OLYMPIA – In a move that Democrats said could help protect students from sexual violence and Republicans said would take away local control over schools, the Senate approved a bill requiring all public schools offer medically accurate, comprehensive sex education geared to children at all grade levels.
On a 28-21 party-line vote, the Senate approved the same bill – and heard some of the same arguments – as last year and sent it to the House, where it failed to get out of committee in 2019. The bill requires school districts to choose among comprehensive sexual health curricula approved by the Office of the Superintendent of Public Instruction, or another program that meets key guidelines.
“Comprehensive sex education is about safety first,” Sen.
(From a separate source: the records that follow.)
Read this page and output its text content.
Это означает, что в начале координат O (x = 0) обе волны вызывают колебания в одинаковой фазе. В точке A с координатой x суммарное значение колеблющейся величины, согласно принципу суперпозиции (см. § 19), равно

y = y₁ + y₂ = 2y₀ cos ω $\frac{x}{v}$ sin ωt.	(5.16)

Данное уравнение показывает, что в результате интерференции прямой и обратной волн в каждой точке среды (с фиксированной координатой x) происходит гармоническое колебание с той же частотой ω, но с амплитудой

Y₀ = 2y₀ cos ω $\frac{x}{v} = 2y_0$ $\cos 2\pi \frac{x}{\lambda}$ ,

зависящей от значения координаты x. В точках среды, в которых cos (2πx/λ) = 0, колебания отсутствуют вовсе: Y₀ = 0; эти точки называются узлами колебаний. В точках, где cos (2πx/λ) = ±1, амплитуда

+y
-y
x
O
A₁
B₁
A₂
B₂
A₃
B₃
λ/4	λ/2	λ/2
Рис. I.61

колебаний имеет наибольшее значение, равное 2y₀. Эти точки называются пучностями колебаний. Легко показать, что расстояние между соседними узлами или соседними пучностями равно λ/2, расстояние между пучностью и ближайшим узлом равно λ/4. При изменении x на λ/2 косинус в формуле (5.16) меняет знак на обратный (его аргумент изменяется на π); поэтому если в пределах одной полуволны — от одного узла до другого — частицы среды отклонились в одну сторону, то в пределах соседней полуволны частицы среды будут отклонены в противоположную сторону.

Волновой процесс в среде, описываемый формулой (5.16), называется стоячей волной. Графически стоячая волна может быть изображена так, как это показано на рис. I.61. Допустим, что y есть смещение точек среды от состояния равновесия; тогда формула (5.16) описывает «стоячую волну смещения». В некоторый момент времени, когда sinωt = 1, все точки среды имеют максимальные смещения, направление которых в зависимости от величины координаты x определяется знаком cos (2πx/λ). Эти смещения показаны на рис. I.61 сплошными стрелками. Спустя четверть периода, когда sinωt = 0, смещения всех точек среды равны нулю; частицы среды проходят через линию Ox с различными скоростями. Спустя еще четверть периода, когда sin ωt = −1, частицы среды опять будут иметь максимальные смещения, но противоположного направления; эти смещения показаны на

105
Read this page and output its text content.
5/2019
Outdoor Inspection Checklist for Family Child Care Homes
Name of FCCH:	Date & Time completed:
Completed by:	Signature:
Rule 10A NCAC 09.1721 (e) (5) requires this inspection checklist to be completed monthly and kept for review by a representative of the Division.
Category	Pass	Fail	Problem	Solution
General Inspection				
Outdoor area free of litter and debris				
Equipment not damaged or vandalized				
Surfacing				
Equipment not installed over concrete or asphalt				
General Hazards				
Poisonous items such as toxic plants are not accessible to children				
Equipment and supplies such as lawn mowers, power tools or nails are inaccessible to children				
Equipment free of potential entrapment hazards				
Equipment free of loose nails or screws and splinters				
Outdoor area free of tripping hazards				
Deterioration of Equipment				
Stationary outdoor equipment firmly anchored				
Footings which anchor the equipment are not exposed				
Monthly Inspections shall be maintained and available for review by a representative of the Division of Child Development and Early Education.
Claire Wilson, D-Auburn, said and is not about teaching students how to have sex. “This is the right thing to do, and it’s the right time to do it.”
School districts would be able to choose the curriculum they consider most appropriate for their students, and parents could decide to have their children “opt out” of the course, Sen. Lisa Wellman, D-Mercer Island, said.
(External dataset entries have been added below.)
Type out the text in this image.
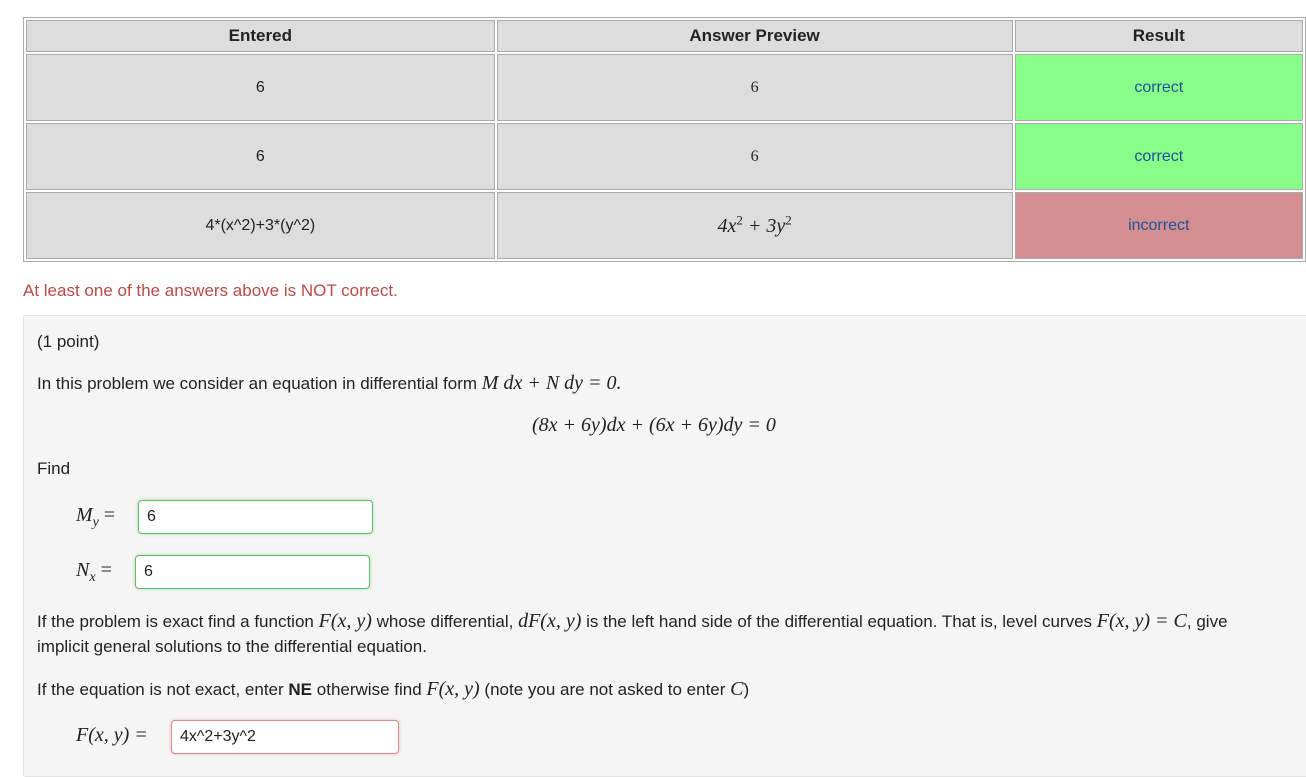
Entered	Answer Preview	Result
6	6	correct
6	6	correct
4*(x^2)+3*(y^2)	$4x^2 + 3y^2$	incorrect
At least one of the answers above is NOT correct.
(1 point)
In this problem we consider an equation in differential form M dx + N dy = 0.
(8x + 6y)dx + (6x + 6y)dy = 0
Find
$M_y$ =
6
$N_x$ =
6
If the problem is exact find a function F(x, y) whose differential, dF(x, y) is the left hand side of the differential equation. That is, level curves F(x, y) = C, give
implicit general solutions to the differential equation.
If the equation is not exact, enter NE otherwise find F(x, y) (note you are not asked to enter C)
F(x, y) =
4x^2+3y^2
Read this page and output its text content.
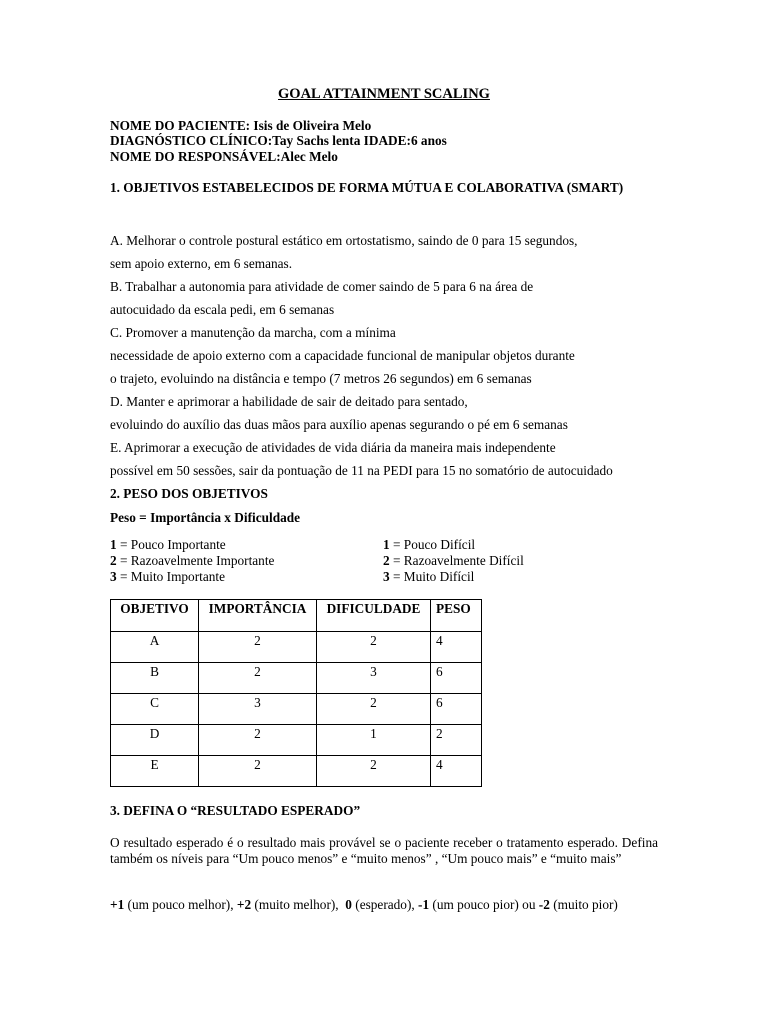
GOAL ATTAINMENT SCALING
NOME DO PACIENTE: Isis de Oliveira Melo
DIAGNÓSTICO CLÍNICO:Tay Sachs lenta IDADE:6 anos
NOME DO RESPONSÁVEL:Alec Melo
1. OBJETIVOS ESTABELECIDOS DE FORMA MÚTUA E COLABORATIVA (SMART)
A. Melhorar o controle postural estático em ortostatismo, saindo de 0 para 15 segundos,
sem apoio externo, em 6 semanas.
B. Trabalhar a autonomia para atividade de comer saindo de 5 para 6 na área de
autocuidado da escala pedi, em 6 semanas
C. Promover a manutenção da marcha, com a mínima
necessidade de apoio externo com a capacidade funcional de manipular objetos durante
o trajeto, evoluindo na distância e tempo (7 metros 26 segundos) em 6 semanas
D. Manter e aprimorar a habilidade de sair de deitado para sentado,
evoluindo do auxílio das duas mãos para auxílio apenas segurando o pé em 6 semanas
E. Aprimorar a execução de atividades de vida diária da maneira mais independente
possível em 50 sessões, sair da pontuação de 11 na PEDI para 15 no somatório de autocuidado
2. PESO DOS OBJETIVOS
Peso = Importância x Dificuldade
1 = Pouco Importante
2 = Razoavelmente Importante
3 = Muito Importante
1 = Pouco Difícil
2 = Razoavelmente Difícil
3 = Muito Difícil
OBJETIVO	IMPORTÂNCIA	DIFICULDADE	PESO
A	2	2	4
B	2	3	6
C	3	2	6
D	2	1	2
E	2	2	4
3. DEFINA O “RESULTADO ESPERADO”
O resultado esperado é o resultado mais provável se o paciente receber o tratamento esperado. Defina também os níveis para “Um pouco menos” e “muito menos” , “Um pouco mais” e “muito mais”
+1 (um pouco melhor), +2 (muito melhor),  0 (esperado), -1 (um pouco pior) ou -2 (muito pior)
Parents who object shouldn’t have to opt out, said Sen. Shelly Short, R-Addy. Instead, parents who want their children to take the course should have to opt in.
“It’s not an issue of not wanting our students to be safe,” Short said. “It’s really about how we do that and who makes the decision.”
Sen. Mike Padden, R-Spokane Valley, warned of a “firestorm of opposition” from parents all over the state. In a survey of 10,000 parents by the OSPI, some 58% said “no” when asked if they thought comprehensive age-appropriate medically accurate sexual health education should be available for all students from kindergarten through Grade 12, he said, while only 38% said “yes.”
“I think the Legislature should spend a little more time listening to the people,” Padden said.
Katy Payne, communications director for OSPI, said those final numbers for the survey are correct, although there were wild swings of support or opposition from one day to the next. The survey was done online as a way to let people participate in the process, but there was no way to keep people from taking it multiple times.
“It wasn’t at all scientific,” Payne said.
Some Republicans said the state shouldn’t be requiring sex education in grades as low as kindergarten.
“What the heck does ‘age-appropriate’ mean?” asked Sen. Phil Fortunato, R-Auburn.
Sen. Christine Rolfes, D-Bainbridge, read passages of proposed curriculum for kindergarteners that talked about personal space and how to recognize right and wrong actions and a lesson for first graders that taught “the importance of friendships.”
Under the proposal, comprehensive sexual health education should encourage healthy relationships based on mutual respect and affection, free from violence, coercion and intimidation. It should teach ways to identify and respond to behaviors that lead to sexual violence. It should emphasize voluntary, affirmative consent, and be consistent with the state’s health and physical education standards.
As currently written, the programs would be in place this September for grades six through 12, and by next September for kindergarten for grade 5, although that timeline, which was written last year, could be amended in the House.